Report says Huawei will fight back against the U.S.
After having to deal with a U.S. government that calls it a national security threat, Huawei is fighting back. According to The New York Times, The Chinese telecom company is planning on filing a suit against the U.S. in the Eastern District of Texas. That is where Huawei has its American headquarters. The suit is over a section of a defense spending authorization law signed last year that blocks U.S. executive agencies (such as the Department of Agriculture, Department of Commerce, Department of Defense, Department of Education, Department of Energy, Department of Health and Human Services, Department of Homeland Security, and the Department of Housing and Urban Development) from employing telecom equipment made by Huawei and ZTE.
The report in the Times says that Huawei will ask that the court rule unconstitutional the provision of the defense spending authorization law that bans government agencies from using its gear. The company plans to show that the bill is a legislative act that singles it (and ZTE) out. The U.S. Constitution prevents such bills from becoming law. While Huawei could announce the suit this week, there is also a chance that it will decide not to file the suit.

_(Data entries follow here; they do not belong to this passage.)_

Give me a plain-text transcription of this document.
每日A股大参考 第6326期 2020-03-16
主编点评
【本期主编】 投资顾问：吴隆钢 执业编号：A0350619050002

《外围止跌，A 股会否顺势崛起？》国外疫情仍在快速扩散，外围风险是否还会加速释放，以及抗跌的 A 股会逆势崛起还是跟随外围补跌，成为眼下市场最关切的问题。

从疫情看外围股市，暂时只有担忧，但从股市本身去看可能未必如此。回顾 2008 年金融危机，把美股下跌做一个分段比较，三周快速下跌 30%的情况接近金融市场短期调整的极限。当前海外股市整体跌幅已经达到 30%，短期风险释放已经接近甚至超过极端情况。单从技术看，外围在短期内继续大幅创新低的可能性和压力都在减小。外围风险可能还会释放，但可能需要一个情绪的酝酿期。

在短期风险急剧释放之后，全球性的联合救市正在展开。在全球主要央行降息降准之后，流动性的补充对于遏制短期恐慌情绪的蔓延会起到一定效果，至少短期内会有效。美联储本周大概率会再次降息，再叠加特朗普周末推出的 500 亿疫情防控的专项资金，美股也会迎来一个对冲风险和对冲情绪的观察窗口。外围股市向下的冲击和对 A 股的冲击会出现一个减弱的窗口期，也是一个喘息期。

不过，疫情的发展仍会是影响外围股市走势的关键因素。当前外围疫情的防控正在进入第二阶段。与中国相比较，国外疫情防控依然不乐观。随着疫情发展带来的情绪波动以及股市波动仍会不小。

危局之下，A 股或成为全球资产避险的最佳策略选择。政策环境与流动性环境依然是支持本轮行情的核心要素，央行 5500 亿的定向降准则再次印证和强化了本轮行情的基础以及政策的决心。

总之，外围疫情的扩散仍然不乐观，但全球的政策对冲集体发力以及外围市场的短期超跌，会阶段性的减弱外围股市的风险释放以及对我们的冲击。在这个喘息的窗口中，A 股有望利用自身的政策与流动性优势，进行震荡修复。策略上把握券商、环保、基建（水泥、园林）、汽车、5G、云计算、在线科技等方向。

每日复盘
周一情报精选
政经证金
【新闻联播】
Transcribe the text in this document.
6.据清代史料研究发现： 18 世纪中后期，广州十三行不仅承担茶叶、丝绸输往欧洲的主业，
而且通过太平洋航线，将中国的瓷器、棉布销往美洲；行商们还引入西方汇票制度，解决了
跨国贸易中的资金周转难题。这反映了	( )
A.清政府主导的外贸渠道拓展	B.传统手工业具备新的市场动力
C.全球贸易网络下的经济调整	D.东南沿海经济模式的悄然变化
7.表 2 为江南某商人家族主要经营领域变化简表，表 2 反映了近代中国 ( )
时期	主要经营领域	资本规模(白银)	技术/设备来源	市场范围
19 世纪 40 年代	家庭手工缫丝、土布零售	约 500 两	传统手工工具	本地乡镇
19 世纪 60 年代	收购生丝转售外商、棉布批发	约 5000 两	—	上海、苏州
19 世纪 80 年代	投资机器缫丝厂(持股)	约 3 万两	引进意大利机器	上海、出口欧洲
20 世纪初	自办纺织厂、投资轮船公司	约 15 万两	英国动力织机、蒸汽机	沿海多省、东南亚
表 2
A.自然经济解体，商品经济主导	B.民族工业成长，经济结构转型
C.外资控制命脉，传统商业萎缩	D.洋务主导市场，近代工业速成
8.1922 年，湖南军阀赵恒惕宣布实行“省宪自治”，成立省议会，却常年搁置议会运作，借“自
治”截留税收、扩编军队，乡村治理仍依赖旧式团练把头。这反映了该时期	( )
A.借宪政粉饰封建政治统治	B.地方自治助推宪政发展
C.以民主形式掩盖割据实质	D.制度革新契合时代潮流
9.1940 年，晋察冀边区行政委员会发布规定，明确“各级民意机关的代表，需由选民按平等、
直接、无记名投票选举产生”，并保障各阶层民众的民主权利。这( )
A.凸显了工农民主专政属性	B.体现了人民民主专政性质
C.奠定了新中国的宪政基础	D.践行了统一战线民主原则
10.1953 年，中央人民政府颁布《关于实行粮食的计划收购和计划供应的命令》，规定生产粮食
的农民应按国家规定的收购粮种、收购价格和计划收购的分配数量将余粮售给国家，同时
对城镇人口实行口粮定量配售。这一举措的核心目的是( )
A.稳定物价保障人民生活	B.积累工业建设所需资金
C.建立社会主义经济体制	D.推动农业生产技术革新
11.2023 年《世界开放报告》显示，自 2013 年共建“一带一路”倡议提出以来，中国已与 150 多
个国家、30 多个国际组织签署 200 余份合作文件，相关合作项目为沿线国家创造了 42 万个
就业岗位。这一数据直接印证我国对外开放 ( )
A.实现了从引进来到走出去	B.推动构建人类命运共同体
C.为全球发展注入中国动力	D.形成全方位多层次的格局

U.S. lawmakers have called both Huawei and ZTE national security threats for several years now, worried that their equipment contains back doors that pass along information about American consumers and corporations to the communist Chinese government. Even though Huawei is supposed to be bound by a law in China that requires it to help the government gather intelligence, Huawei chairman Liang Hua recently said that such a request is unlawful and that Huawei is not legally obligated to spy on behalf of the Chinese government. ZTE also denies the same accusation.